Maybe the reason he hadn't said anything to Sam was that, much as he didn't disapprove, it would just have felt weird to put himself in the middle of all that… It was his cousin.

"You remember what to do?" Lucas moved to climb the ladder.

"Yeah, I got you," Sam promised.

While the guys saw to the lights outside, Maya and Dora worked to get the tree decorated. Dora would share stories of coming to Christmas parties out here when she was little, back when Pappy Joe still lived here, and how she would play hide and seek with her brothers and Lucas. She told of one year where she had ended up finding a hiding place which was already occupied… by presents. It was the first year after she'd known that Santa wasn't real, but then her younger brother had still believed. She'd been so concerned with preserving that secret, and so she'd been very quiet, the better not to be found, and then to protect the secret stash.

Lucas was the one tasked with finding the others on that round, and he had found her. When he'd realized where she was, he must have had the same thought about his cousin Alex. He'd allowed Dora to remain unfound and then, once the Cassidy boys had been found and brought well away from her hiding spot, Lucas had admitted defeat and she had snuck out and finally revealed herself. Alex had never found the presents, and the secret was preserved… at least until a few months later, when the cat had been let out of the bag.
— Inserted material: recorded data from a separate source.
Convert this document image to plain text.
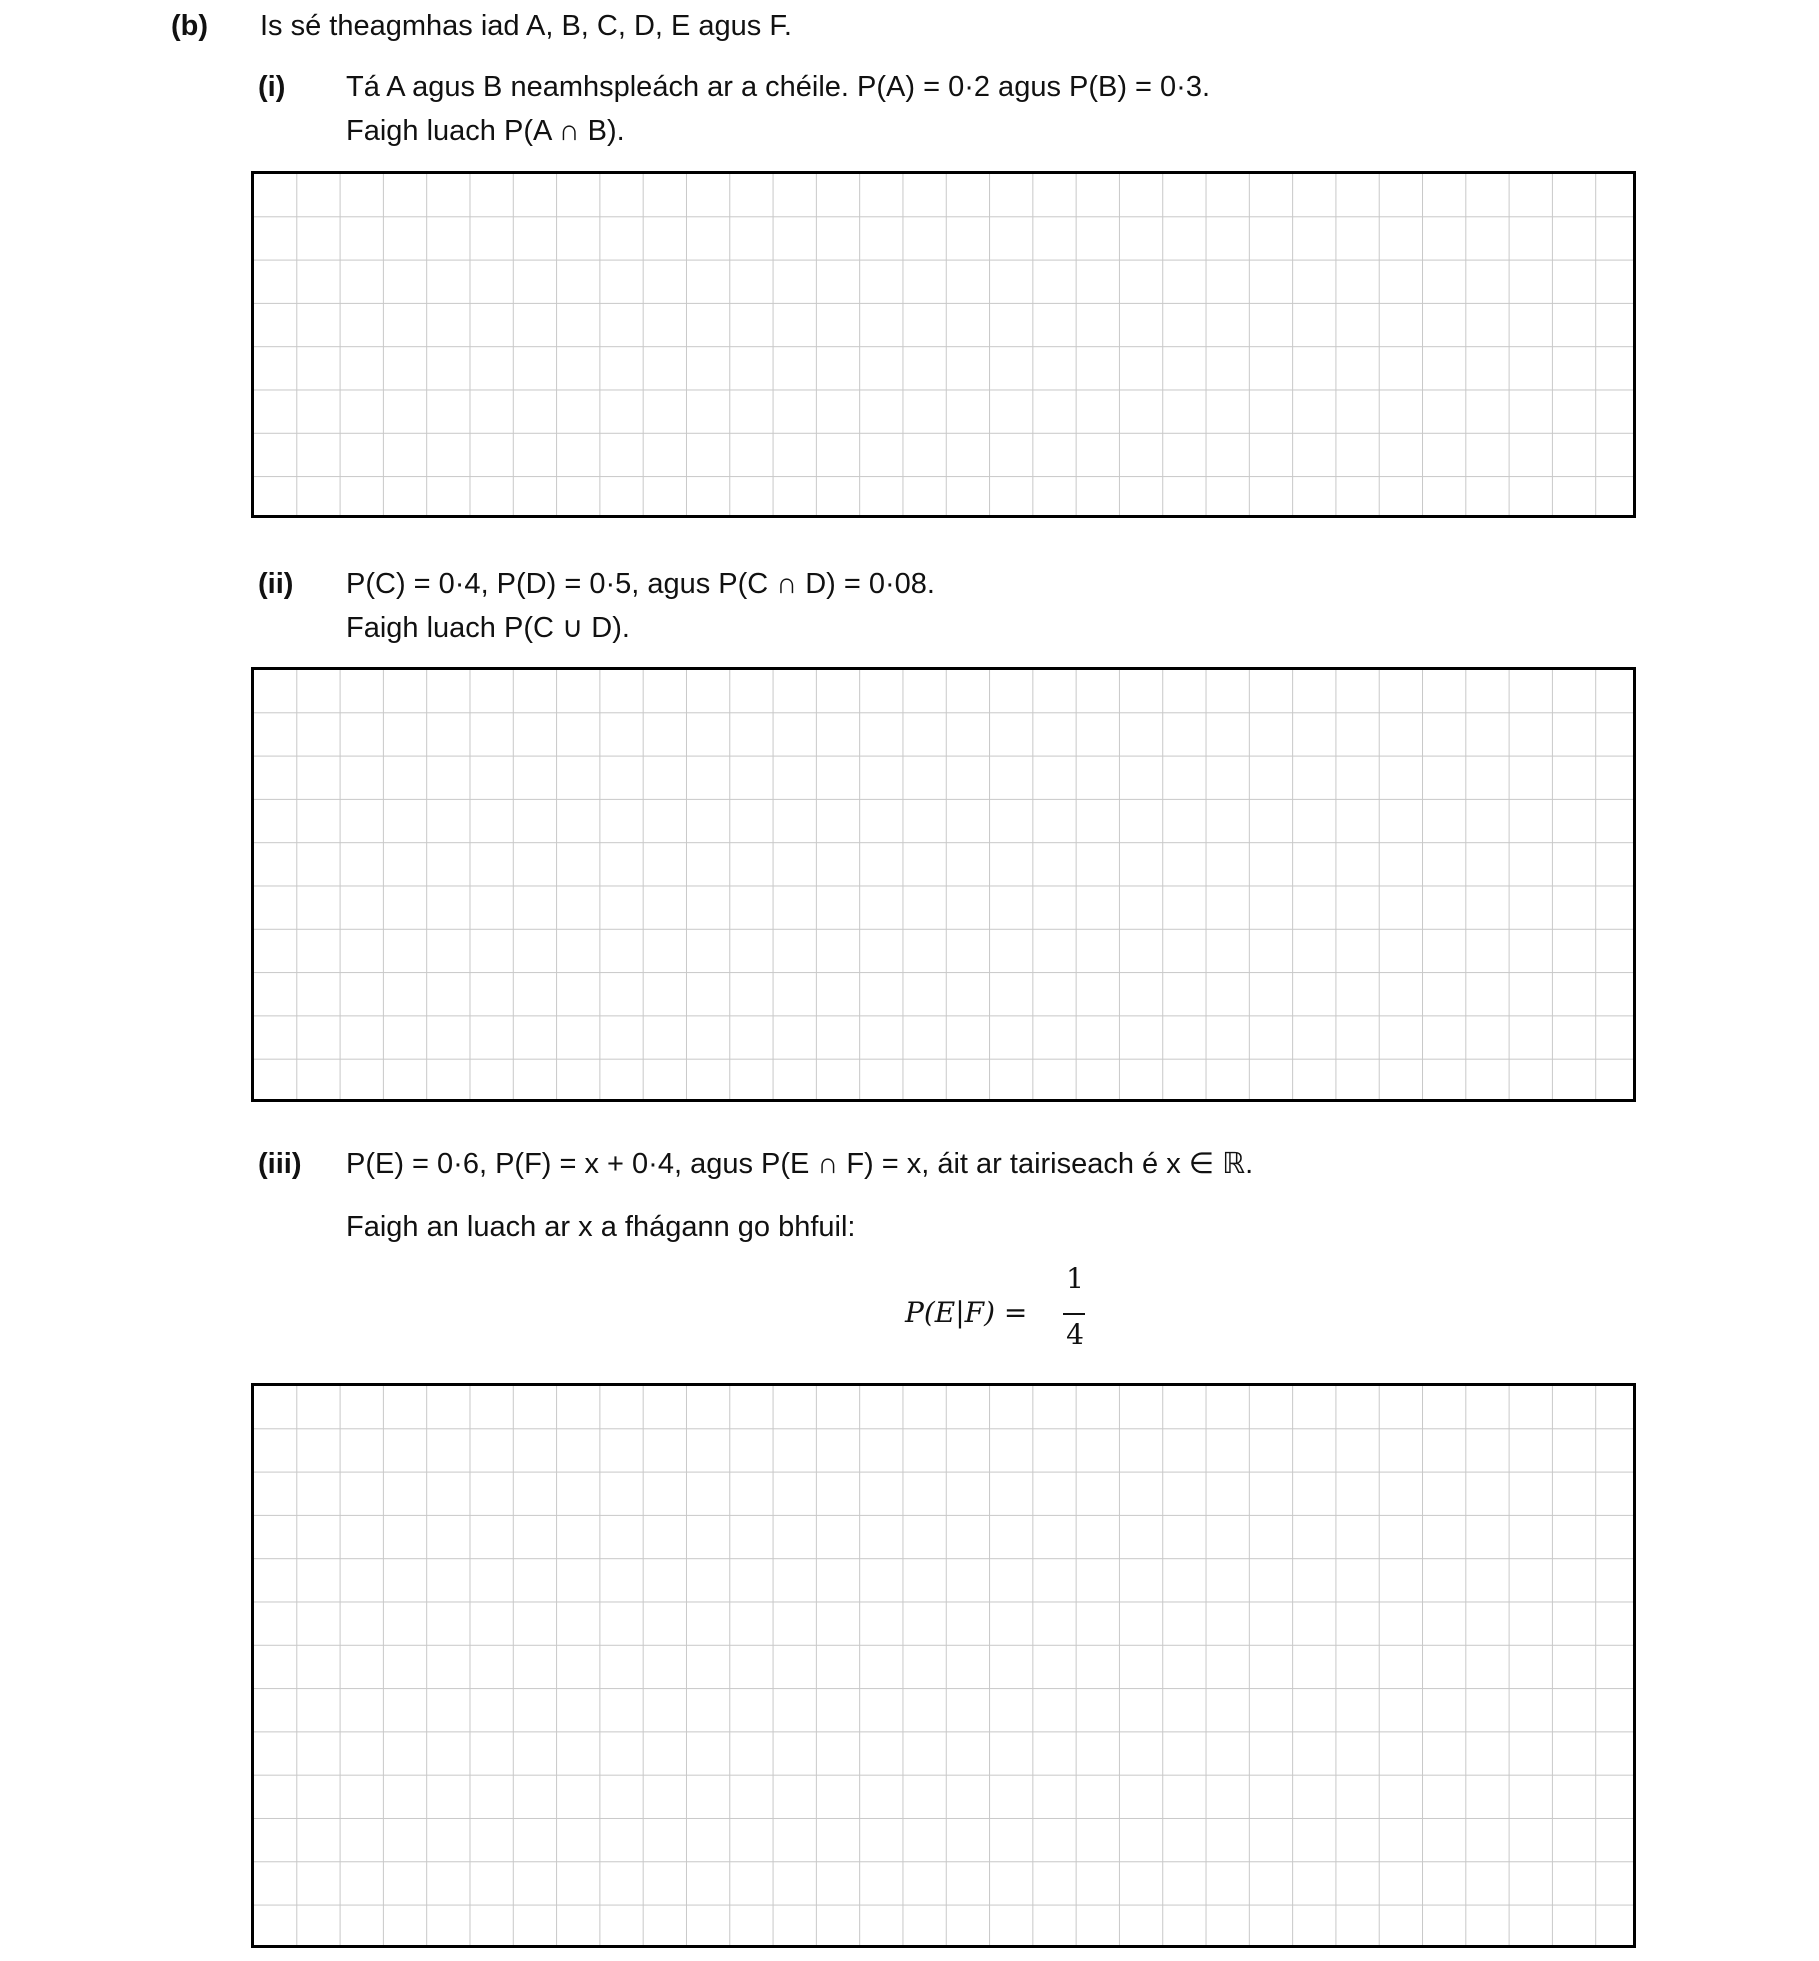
(b) Is sé theagmhas iad A, B, C, D, E agus F.
(i) Tá A agus B neamhspleách ar a chéile. P(A) = 0·2 agus P(B) = 0·3.
Faigh luach P(A ∩ B).
(ii) P(C) = 0·4, P(D) = 0·5, agus P(C ∩ D) = 0·08.
Faigh luach P(C ∪ D).
(iii) P(E) = 0·6, P(F) = x + 0·4, agus P(E ∩ F) = x, áit ar tairiseach é x ∈ ℝ.
Faigh an luach ar x a fhágann go bhfuil:
P(E|F) =
1
4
What mattered most was that that they gotten him through one last Christmas.

"Was it a good hiding spot?" Maya asked. "Just to know, for future reference." Dora happily showed it to her, and Maya was stunned that, after nearly three and a half years, she had never been aware of some aspect of her house. "Huh…" she blinked.
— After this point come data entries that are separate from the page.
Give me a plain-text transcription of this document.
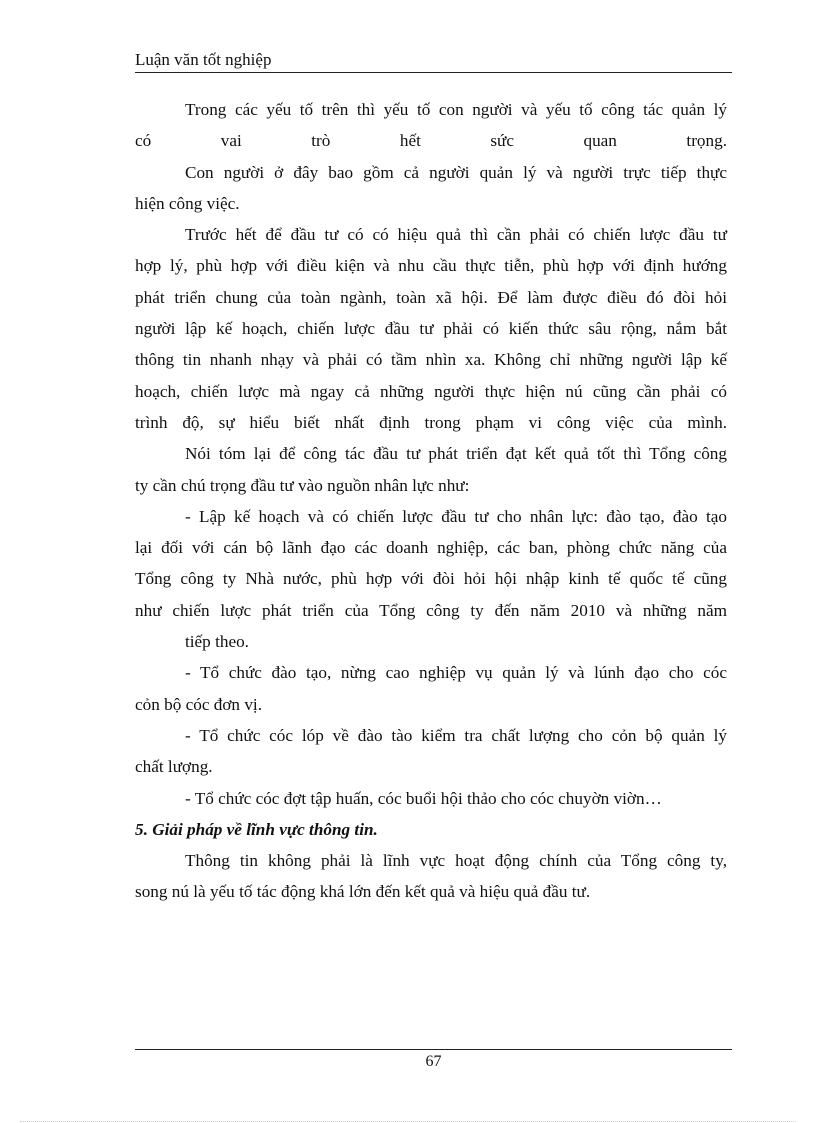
Luận văn tốt nghiệp
Trong các yếu tố trên thì yếu tố con người và yếu tố công tác quản lý
có vai trò hết sức quan trọng.
Con người ở đây bao gồm cả người quản lý và người trực tiếp thực
hiện công việc.
Trước hết để đầu tư có có hiệu quả thì cần phải có chiến lược đầu tư
hợp lý, phù hợp với điều kiện và nhu cầu thực tiễn, phù hợp với định hướng
phát triển chung của toàn ngành, toàn xã hội. Để làm được điều đó đòi hỏi
người lập kế hoạch, chiến lược đầu tư phải có kiến thức sâu rộng, nắm bắt
thông tin nhanh nhạy và phải có tầm nhìn xa. Không chỉ những người lập kế
hoạch, chiến lược mà ngay cả những người thực hiện nú cũng cần phải có
trình độ, sự hiểu biết nhất định trong phạm vi công việc của mình.
Nói tóm lại để công tác đầu tư phát triển đạt kết quả tốt thì Tổng công
ty cần chú trọng đầu tư vào nguồn nhân lực như:
- Lập kế hoạch và có chiến lược đầu tư cho nhân lực: đào tạo, đào tạo
lại đối với cán bộ lãnh đạo các doanh nghiệp, các ban, phòng chức năng của
Tổng công ty Nhà nước, phù hợp với đòi hỏi hội nhập kinh tế quốc tế cũng
như chiến lược phát triển của Tổng công ty đến năm 2010 và những năm
tiếp theo.
- Tổ chức đào tạo, nừng cao nghiệp vụ quản lý và lúnh đạo cho cóc
cỏn bộ cóc đơn vị.
- Tổ chức cóc lóp về đào tào kiểm tra chất lượng cho cỏn bộ quản lý
chất lượng.
- Tổ chức cóc đợt tập huấn, cóc buổi hội thảo cho cóc chuyờn viờn…
5. Giải pháp về lĩnh vực thông tin.
Thông tin không phải là lĩnh vực hoạt động chính của Tổng công ty,
song nú là yếu tố tác động khá lớn đến kết quả và hiệu quả đầu tư.
67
The lights were up outside, along with the rest of the decorations on and around the house, just as the tree was completed and joined with a number of indoor decorations. The house could not have been any readier if it tried. Now, they had one more box to unload, and it took them up the road to the Sanderson farm.
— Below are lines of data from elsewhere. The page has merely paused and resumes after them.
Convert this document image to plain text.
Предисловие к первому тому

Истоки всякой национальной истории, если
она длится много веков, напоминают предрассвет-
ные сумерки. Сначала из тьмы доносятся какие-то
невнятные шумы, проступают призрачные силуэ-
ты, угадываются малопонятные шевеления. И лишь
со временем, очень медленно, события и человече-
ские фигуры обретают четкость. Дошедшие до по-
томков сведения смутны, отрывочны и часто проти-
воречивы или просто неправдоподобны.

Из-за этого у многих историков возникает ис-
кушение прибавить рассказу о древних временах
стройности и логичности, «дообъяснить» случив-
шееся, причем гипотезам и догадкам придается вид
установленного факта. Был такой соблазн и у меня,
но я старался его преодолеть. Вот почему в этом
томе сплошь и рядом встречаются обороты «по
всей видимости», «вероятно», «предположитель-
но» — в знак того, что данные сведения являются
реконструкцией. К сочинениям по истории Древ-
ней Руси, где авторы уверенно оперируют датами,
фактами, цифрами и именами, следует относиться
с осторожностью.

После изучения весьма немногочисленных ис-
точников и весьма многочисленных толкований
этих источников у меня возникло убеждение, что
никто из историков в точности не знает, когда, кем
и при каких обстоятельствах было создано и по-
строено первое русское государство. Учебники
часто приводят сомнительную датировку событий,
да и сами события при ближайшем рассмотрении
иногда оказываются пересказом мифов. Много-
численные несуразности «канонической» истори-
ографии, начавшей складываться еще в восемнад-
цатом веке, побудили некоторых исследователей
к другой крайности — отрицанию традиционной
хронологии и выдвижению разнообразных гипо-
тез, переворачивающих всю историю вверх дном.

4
"We're just going to go check out how crowded the skating rink is," Sam told Maya and Lucas, indicating himself and Dora as they went.

"Sure, alright. Just be back for dinner," Maya told them, and they were off. "I mean, they're cute, you gotta give them that," she stated. Lucas chuckled.

Reaching the farm, they waved to Missy, who was in the midst of some decorating of her own along with her mother and grandfather. They continued on toward the stable, where they were greeted by a very happy horse. Trooper had settled well enough into his new home by now, and it certainly helped that Lucas and Maya both visited as often as they could.

"Hey, Troop, look what we got for you," Lucas smiled. As they got the decorations up, the horse did look as though the additions reminded him of something from before. Maya could see this, as much as she saw how happy it made her husband to bring this touch of his grandmother to the animal.

"I know I've said it before, but I really wish I could have known her when she was alive," she told him as they took Trooper around for a walk out of the stable before they'd head back home to start on dinner. Lucas had loved his Granny Marianne so much, it showed whenever he spoke of her. More than that, the more she learned of her, of all she'd done, Maya really got to admire the woman.

"All those horses, they mattered so much to her. She could have lost the ranch and she wouldn't have batted an eye, not so long as she knew that the horses would go on to places where they'd be well cared for and looked after."

"No wonder she wrote you into her will then," Maya chimed in, loving to see how the notion made him smile.

As Trooper was returned to his festive stable, Maya and Lucas walked back up the road toward home. The sun had started to come down already, giving just enough of darkness so that they came upon the house with its colorful lights and it really just felt like Christmas was upon them. They never got tired of that first sight of it.

"Hey, so Dora told me about that little hidey-hole where your grandparents used to hide the presents," Maya revealed as they continued up toward the house. Lucas let out an almost exasperated sigh, which Maya took to mean he had been using that space to hide gifts from her, and now he couldn't do it anymore. "Sorry," she sheepishly laughed. "We'll come up with a code. I won't look, I swear."